July 19, 2017

New Microsoft customer story: First Gas connects “spaghetti bowl” of systems in just four months

By

Theta

New Microsoft customer story: First Gas connects “spaghetti bowl” of systems in just four months

Our work with First Gas is featured in a new customer story by the Microsoft Cloud + Enterprise team, highlighting Theta’s involvement as the integration, NAV, CRM and analytics partner on the project.

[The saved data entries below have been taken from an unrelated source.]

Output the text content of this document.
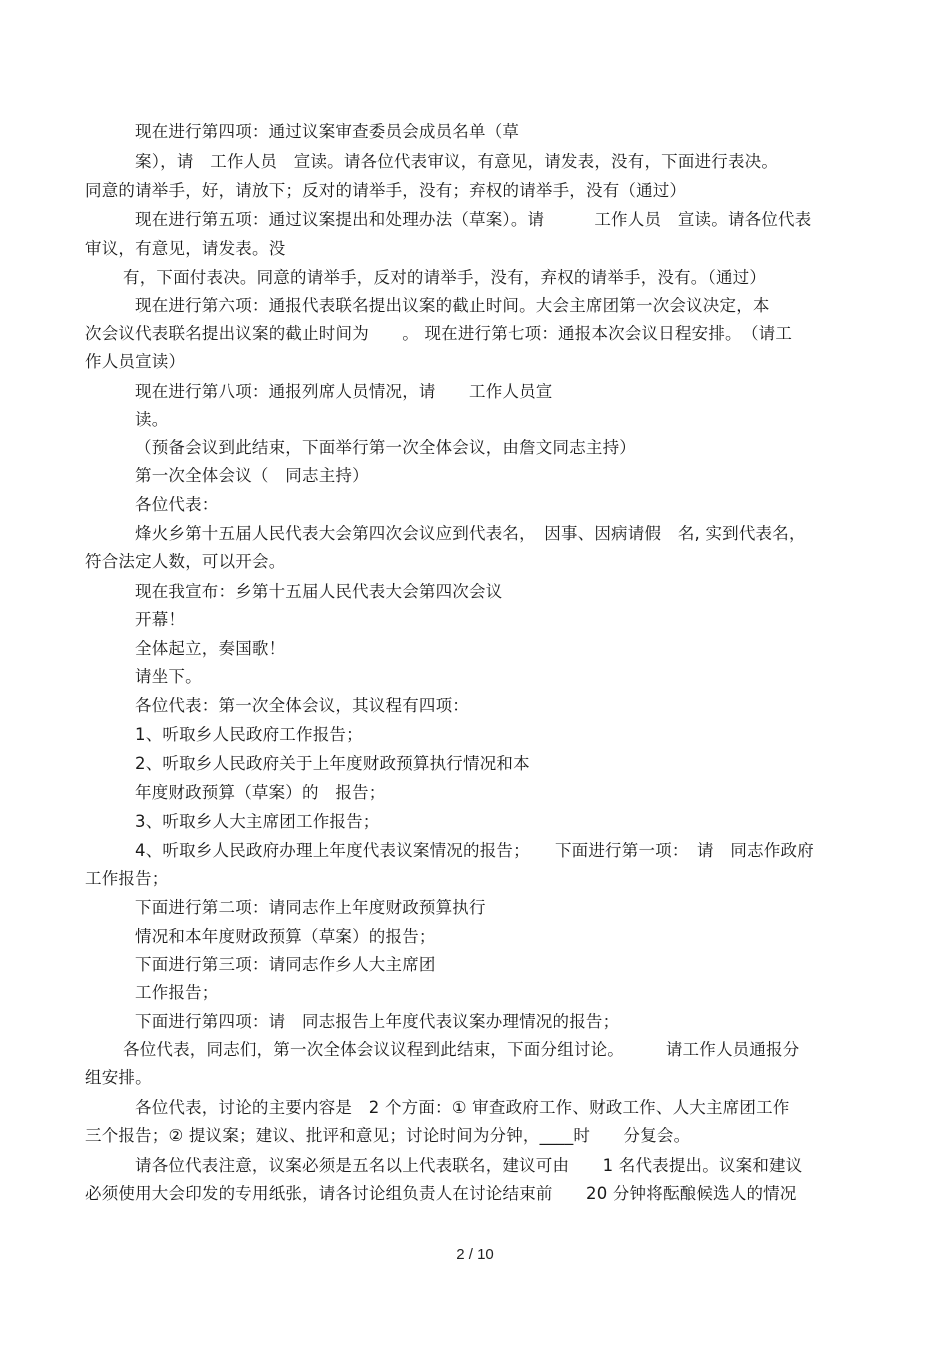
现在进行第四项：通过议案审查委员会成员名单（草
案），请　工作人员　宣读。请各位代表审议，有意见，请发表，没有，下面进行表决。
同意的请举手，好，请放下；反对的请举手，没有；弃权的请举手，没有（通过）
现在进行第五项：通过议案提出和处理办法（草案）。请　　　工作人员　宣读。请各位代表
审议，有意见，请发表。没
有，下面付表决。同意的请举手，反对的请举手，没有，弃权的请举手，没有。（通过）
现在进行第六项：通报代表联名提出议案的截止时间。大会主席团第一次会议决定，本
次会议代表联名提出议案的截止时间为　　。 现在进行第七项：通报本次会议日程安排。　（请工
作人员宣读）
现在进行第八项：通报列席人员情况，请　　工作人员宣
读。
（预备会议到此结束，下面举行第一次全体会议，由詹文同志主持）
第一次全体会议（　同志主持）
各位代表：
烽火乡第十五届人民代表大会第四次会议应到代表名，　因事、因病请假　名, 实到代表名，
符合法定人数，可以开会。
现在我宣布：乡第十五届人民代表大会第四次会议
开幕！
全体起立，奏国歌！
请坐下。
各位代表：第一次全体会议，其议程有四项：
1、听取乡人民政府工作报告；
2、听取乡人民政府关于上年度财政预算执行情况和本
年度财政预算（草案）的　报告；
3、听取乡人大主席团工作报告；
4、听取乡人民政府办理上年度代表议案情况的报告；　　下面进行第一项：　请　同志作政府
工作报告；
下面进行第二项：请同志作上年度财政预算执行
情况和本年度财政预算（草案）的报告；
下面进行第三项：请同志作乡人大主席团
工作报告；
下面进行第四项：请　同志报告上年度代表议案办理情况的报告；
各位代表，同志们，第一次全体会议议程到此结束，下面分组讨论。　　　请工作人员通报分
组安排。
各位代表，讨论的主要内容是　2 个方面：① 审查政府工作、财政工作、人大主席团工作
三个报告；② 提议案；建议、批评和意见；讨论时间为分钟，____时　　分复会。
请各位代表注意，议案必须是五名以上代表联名，建议可由　　1 名代表提出。议案和建议
必须使用大会印发的专用纸张，请各讨论组负责人在讨论结束前　　20 分钟将酝酿候选人的情况
2 / 10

First Gas came into being in April 2016 as the result of a merger between two leading gas pipeline businesses in New Zealand. To implement 10 major business systems in just four months, First Gas turned to the Microsoft cloud. It used Microsoft Dynamics 365 as its customer relationship management backbone and Microsoft Dynamics NAV 2016 for financial management, and it linked these and eight other systems in the cloud using Microsoft Azure Logic Apps. The work of connecting the complex mix of cloud and on-premises systems took just a few months, saving First Gas millions of dollars in third-party software leasing fees.

Huw Griffiths, Chief Information Officer for First Gas, explains:

We had 10 different business systems that needed to talk to one another and exchange data. Theta accomplished this in quite an elegant and cost-effective fashion using Microsoft Azure Logic Apps, the Microsoft cloud-based application integration service, which was in preview at the time. With great support from Microsoft, we were confident that it could do the job, even ahead of the product’s general release.

He adds:

The integration job was especially impressive. I worked on a traditional system integration project in a previous job, and it took many months and had all kinds of communication snafus. This time, we drew out the whole architecture on a giant whiteboard about 10 feet long and said, "Good grief, that’s complicated." But Theta took it and ran with it and delivered against that spaghetti bowl of linkages. Without Logic Apps, there’s no way we would have accomplished this level of integration in four months. If the interoperability task had taken a year, the usual time frame for projects this big, we would have spent millions of dollars in SaaS fees.

This project was also a winner in the Microsoft New Zealand Partner Awards, in the ERP category.